La valeur financière du patrimoine numérique peut être difficile à établir. En particulier, cela le rend délicat à assurer. En ce qui concerne la perte de données, les coûts induits par la reconstitution des données (par exemple de saisie) sont parfois utilisés par les compagnies d'assurance. Mais reflètent-ils la réalité du préjudice ? Et dans le cas de divulgation d'information, l'assurance est d'autant moins une réponse que le vol est difficile à établir avec certitude.

Bien que difficile à quantifier, cette valeur est réelle et attire les convoitises. Ainsi l'intelligence économique et l'espionnage industriel sont aussi des réalités. On trouvera quelques exemples d'affaires récentes dans le Panorama de la Cybercriminalité compilé par le CLUSIF. La sécurité de l'information est l'une des multiples dimensions de l'aspect défensif de l'intelligence économique. L'Etat a pris récemment la mesure du retard de la France en matière d'intelligence économique et de sécurité informatique par rapport à d'autres grands pays industrialisés:

• nomination fin 2003 d'un haut fonctionnaire en charge de l'intelligence économique au sein du Secrétariat Général à la Défense Nationale, suite au rapport Carayon et à l'affaire Gemplus.
• rapport Lasbordes sur la sécurité informatique, remis au Premier Ministre fin 2005.
• actions pilotes de structuration de la démarche au niveau de certaines Préfectures de Région.
  

Cette prise de conscience étatique s'accompagne d'actions de sensibilisation menées par les organisations professionnelles auprès des entreprises de toutes tailles. Par exemple:

• le Medef a réalisé un ensemble de documents sur la sécurité informatique destinés aux PME, 
• les chambres de commerce et d'industrie travaillent actuellement sur l'intelligence économique: formations de correspondants "intelligence économique", sensibilisation des entreprises, structuration de réseaux,... (exemple d'un site d'auto-diagnostic pour entreprises de la CRCI Lorraine).

Un type de convoitise indirecte engendre depuis quelques années une nouvelle forme de criminalité: le cyber-racket.
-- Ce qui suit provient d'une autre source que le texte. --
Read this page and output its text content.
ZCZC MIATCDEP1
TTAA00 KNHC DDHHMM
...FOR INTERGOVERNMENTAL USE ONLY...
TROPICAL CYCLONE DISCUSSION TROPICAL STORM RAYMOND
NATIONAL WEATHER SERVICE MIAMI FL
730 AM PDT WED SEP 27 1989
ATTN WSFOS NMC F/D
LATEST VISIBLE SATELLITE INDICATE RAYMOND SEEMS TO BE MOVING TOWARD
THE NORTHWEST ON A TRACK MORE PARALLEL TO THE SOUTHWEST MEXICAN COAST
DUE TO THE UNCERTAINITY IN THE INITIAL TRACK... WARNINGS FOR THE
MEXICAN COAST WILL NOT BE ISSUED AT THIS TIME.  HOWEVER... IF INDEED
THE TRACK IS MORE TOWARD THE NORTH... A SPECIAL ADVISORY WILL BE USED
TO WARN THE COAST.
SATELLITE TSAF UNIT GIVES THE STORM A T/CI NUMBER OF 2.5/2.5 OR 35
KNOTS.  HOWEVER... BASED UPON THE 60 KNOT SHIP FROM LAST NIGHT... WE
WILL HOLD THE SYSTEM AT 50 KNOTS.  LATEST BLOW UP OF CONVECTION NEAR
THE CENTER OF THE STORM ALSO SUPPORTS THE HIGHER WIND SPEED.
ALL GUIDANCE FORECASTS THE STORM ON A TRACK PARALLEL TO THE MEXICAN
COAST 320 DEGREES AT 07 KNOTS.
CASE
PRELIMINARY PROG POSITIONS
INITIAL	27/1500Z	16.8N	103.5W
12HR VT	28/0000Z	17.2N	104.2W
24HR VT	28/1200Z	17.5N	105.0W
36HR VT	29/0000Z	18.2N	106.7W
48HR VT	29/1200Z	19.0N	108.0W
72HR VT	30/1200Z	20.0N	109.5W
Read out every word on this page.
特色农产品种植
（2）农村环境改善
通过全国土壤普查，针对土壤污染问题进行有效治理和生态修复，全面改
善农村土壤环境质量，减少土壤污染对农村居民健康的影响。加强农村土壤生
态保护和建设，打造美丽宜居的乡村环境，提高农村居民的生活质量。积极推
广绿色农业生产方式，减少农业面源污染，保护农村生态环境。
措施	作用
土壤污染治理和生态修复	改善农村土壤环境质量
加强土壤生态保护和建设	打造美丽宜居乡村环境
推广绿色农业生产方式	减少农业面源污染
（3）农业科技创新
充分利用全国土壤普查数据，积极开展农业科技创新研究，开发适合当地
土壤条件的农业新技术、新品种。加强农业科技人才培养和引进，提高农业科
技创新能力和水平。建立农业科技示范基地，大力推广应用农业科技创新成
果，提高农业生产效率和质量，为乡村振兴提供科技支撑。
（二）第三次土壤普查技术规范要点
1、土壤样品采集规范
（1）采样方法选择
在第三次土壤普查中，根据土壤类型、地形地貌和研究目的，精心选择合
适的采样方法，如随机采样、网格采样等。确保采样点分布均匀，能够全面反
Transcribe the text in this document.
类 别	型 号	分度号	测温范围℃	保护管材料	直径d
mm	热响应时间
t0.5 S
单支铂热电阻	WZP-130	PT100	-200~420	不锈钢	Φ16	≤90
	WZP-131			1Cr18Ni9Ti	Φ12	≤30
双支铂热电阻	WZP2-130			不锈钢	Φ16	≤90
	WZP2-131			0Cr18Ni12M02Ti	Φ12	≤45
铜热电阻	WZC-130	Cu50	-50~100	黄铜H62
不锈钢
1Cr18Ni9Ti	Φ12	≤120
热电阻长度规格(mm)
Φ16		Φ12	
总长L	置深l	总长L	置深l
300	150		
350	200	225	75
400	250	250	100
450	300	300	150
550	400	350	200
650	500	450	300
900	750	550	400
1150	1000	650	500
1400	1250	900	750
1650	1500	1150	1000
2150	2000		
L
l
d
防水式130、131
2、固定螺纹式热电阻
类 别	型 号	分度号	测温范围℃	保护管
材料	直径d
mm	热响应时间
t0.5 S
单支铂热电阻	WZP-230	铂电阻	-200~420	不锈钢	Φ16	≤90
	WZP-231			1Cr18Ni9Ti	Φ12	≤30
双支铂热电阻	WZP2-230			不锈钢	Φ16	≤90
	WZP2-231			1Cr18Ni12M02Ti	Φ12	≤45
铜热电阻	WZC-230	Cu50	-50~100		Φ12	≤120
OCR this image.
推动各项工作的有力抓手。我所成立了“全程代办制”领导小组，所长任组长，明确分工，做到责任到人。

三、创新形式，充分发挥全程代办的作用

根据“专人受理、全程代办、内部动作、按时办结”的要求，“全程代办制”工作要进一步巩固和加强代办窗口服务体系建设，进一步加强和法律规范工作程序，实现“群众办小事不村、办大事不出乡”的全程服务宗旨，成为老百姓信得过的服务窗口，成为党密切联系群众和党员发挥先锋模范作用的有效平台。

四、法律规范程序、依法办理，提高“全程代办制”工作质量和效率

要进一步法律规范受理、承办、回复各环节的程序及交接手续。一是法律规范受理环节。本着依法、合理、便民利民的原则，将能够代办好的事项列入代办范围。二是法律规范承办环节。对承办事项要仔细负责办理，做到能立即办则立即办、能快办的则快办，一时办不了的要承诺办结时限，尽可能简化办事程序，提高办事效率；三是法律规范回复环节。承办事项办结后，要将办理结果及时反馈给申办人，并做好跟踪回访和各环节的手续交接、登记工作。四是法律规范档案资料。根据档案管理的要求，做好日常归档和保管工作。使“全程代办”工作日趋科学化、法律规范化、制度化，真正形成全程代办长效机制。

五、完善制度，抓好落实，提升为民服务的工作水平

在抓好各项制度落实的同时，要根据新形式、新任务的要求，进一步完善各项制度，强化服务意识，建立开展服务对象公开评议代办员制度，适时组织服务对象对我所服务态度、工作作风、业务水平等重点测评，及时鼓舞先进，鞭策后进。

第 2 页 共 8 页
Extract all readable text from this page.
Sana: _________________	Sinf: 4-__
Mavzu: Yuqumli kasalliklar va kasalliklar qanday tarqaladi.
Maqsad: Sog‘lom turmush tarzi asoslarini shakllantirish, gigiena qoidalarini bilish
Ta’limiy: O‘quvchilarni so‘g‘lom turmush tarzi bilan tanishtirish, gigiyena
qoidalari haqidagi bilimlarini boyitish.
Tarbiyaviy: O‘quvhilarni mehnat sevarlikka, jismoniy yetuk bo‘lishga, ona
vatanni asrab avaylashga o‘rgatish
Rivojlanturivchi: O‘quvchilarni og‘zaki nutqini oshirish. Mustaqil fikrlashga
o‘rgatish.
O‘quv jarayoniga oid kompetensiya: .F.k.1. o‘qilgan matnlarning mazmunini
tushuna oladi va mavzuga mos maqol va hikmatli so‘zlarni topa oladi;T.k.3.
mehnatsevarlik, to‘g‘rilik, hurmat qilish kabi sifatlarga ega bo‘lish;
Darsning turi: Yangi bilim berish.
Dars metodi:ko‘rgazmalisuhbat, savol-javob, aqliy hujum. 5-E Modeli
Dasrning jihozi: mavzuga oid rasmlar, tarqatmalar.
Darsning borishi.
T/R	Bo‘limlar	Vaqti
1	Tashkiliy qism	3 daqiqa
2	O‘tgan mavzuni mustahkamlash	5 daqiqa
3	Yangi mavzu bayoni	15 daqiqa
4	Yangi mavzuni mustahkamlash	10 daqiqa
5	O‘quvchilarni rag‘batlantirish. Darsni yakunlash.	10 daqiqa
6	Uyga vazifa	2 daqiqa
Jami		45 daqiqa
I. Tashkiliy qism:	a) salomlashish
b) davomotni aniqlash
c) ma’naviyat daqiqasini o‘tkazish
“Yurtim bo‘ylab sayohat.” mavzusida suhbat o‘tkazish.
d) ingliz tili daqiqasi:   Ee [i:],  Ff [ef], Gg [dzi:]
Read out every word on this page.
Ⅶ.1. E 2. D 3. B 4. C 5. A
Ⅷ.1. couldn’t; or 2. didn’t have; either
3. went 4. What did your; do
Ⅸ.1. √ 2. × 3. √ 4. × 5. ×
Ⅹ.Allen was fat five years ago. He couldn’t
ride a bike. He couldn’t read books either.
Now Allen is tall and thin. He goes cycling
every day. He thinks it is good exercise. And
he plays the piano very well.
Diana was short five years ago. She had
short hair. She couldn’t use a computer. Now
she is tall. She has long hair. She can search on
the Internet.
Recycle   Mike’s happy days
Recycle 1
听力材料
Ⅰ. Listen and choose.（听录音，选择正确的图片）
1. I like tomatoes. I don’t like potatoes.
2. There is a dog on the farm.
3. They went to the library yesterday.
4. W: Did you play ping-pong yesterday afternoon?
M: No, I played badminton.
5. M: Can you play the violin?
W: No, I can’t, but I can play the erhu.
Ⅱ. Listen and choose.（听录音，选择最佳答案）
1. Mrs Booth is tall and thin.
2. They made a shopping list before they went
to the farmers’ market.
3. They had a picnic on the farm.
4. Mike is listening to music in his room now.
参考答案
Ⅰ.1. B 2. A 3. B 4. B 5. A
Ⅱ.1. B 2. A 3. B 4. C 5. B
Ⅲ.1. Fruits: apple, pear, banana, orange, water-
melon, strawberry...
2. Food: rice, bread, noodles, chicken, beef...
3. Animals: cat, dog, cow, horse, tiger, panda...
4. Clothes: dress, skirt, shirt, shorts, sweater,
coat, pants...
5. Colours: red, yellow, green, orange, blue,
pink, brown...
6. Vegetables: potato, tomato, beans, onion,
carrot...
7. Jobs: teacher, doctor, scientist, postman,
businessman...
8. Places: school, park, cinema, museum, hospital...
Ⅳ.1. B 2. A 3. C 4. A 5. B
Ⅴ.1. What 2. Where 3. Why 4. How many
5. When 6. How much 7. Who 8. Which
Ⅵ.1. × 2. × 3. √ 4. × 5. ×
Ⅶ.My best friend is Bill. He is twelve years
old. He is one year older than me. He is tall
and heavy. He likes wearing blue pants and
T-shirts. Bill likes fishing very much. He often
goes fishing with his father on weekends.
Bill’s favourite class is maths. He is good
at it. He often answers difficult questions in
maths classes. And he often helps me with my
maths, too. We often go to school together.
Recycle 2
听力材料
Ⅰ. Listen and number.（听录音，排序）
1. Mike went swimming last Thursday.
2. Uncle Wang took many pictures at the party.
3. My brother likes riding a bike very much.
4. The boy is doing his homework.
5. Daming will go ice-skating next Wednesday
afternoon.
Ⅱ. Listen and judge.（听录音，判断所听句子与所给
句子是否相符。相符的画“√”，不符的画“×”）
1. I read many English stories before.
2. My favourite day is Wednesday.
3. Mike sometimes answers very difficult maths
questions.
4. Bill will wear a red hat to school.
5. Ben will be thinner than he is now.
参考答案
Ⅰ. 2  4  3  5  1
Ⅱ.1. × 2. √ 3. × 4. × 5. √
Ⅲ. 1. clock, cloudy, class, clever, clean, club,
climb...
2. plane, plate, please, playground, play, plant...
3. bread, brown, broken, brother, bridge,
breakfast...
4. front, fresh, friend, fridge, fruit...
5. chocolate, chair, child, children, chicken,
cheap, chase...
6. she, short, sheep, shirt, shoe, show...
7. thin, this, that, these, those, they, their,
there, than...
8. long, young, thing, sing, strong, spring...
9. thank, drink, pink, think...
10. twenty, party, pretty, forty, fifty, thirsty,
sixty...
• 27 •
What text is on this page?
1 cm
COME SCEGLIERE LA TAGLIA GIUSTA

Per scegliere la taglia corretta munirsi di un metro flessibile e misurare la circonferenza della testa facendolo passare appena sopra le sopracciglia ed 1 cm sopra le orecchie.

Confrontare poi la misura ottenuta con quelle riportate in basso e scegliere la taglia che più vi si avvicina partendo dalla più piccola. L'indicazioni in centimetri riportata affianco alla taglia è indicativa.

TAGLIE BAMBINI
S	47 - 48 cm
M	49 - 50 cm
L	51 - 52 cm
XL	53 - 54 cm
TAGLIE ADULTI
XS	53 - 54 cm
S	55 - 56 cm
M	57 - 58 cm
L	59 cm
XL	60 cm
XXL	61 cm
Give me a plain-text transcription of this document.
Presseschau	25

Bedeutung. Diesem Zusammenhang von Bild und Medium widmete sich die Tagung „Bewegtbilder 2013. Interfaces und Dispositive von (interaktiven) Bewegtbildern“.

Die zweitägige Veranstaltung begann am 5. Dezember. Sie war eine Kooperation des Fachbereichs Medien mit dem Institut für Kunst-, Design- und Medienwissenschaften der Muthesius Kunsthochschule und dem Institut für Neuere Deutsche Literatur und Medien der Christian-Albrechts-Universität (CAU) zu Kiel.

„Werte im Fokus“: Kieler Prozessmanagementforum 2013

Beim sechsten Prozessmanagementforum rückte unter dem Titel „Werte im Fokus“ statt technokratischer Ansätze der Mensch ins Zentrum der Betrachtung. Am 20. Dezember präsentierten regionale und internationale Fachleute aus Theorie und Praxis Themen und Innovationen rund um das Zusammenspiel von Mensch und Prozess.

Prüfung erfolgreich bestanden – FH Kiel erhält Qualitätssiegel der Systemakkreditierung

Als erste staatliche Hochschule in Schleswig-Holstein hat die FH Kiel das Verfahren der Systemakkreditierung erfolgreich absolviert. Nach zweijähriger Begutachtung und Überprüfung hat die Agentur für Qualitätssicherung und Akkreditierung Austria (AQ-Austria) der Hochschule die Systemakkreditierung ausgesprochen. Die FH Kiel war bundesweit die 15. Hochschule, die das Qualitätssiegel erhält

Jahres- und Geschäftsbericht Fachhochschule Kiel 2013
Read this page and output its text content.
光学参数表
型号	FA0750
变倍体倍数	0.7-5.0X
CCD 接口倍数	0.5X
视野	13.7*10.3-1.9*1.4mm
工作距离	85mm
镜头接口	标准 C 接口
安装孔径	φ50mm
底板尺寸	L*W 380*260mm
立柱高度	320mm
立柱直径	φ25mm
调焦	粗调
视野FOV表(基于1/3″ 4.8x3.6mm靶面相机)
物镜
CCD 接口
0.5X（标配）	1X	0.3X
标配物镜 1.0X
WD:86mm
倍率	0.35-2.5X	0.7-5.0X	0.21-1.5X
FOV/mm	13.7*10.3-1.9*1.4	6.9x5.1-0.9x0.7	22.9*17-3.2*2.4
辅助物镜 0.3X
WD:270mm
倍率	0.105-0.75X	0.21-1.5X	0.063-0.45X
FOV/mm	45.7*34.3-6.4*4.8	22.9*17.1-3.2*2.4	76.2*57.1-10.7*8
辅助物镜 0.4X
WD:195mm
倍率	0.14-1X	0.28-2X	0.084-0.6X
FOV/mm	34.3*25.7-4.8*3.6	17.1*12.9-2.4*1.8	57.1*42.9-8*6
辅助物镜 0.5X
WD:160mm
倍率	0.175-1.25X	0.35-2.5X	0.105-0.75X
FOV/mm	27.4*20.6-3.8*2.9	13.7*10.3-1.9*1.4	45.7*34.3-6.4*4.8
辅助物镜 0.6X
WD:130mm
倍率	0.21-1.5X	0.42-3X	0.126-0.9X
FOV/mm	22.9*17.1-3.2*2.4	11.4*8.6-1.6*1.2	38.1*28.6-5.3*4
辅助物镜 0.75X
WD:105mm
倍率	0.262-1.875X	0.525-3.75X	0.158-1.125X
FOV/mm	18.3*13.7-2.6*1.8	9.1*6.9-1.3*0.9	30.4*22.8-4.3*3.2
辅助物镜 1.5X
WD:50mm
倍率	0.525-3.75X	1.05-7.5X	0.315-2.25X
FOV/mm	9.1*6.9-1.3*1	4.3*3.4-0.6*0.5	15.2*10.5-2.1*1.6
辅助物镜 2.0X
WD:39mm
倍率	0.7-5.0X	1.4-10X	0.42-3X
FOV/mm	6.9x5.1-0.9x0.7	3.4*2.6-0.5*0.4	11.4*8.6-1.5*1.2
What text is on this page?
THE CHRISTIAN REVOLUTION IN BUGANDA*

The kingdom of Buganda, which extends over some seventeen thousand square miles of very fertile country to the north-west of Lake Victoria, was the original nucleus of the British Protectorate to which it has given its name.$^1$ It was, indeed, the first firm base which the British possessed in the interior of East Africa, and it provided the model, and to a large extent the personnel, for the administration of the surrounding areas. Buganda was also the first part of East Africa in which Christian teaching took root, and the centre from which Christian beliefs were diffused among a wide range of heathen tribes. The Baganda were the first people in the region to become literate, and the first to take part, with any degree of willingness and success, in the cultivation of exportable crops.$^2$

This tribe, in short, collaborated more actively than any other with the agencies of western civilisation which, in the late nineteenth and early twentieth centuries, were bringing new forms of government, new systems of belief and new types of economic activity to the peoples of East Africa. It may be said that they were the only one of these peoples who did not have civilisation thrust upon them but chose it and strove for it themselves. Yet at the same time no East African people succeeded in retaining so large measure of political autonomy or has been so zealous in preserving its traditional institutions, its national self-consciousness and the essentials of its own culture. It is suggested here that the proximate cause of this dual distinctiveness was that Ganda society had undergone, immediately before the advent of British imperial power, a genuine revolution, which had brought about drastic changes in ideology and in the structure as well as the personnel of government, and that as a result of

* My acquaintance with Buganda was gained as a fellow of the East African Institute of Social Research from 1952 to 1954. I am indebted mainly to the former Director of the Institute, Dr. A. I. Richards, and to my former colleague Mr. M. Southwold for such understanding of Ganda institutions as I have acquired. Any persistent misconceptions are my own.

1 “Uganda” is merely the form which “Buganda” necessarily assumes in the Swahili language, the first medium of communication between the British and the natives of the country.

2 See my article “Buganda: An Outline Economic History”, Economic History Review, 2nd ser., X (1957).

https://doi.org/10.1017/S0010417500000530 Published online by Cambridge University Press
Conscients de l'importance pour les entreprises de l'accès aux informations numériques certaines organisations criminelles les menacent d'attaques informatiques. Les "Panorama de la Cybercriminalité" successifs du CLUSIF donnent une idée de l'évolution des méthodes employées.

Finalement, un autre élément important du patrimoine de l'entreprise peut être mis à mal: son image.  Quelques cas de figure:

• Un "sport" pratiqué sur Internet par certains groupes de pirates est le défaçage de sites Internet. Il s'agit de remplacer la page d'accueil du site par une page à l'emblème du groupe. Bien que l'impact financier ne soit pas forcément important, une action de ce type atteint la crédibilité de l'entreprise. On trouve sur le site de la revue en ligne Zataz une liste de sites "défacés".
• Une intrusion sur un site marchand peut entraîner la divulgation d'information nominatives ou des numéros de cartes de crédits (nombreuses affaires de ce type). Ceci peut conduire à une perte de confiance dans un partenaire commercial, sans compter les préjudices éventuels pour les clients.
• Le phishing, attaque particulièrement à la mode ces dernières années, vise à obtenir des particuliers des informations confidentielles (numéro de compte client...) en les dirigeants vers des sites Internet contrefaits. A nouveau, l'image des entreprises concernées ne peut qu'en pâtir.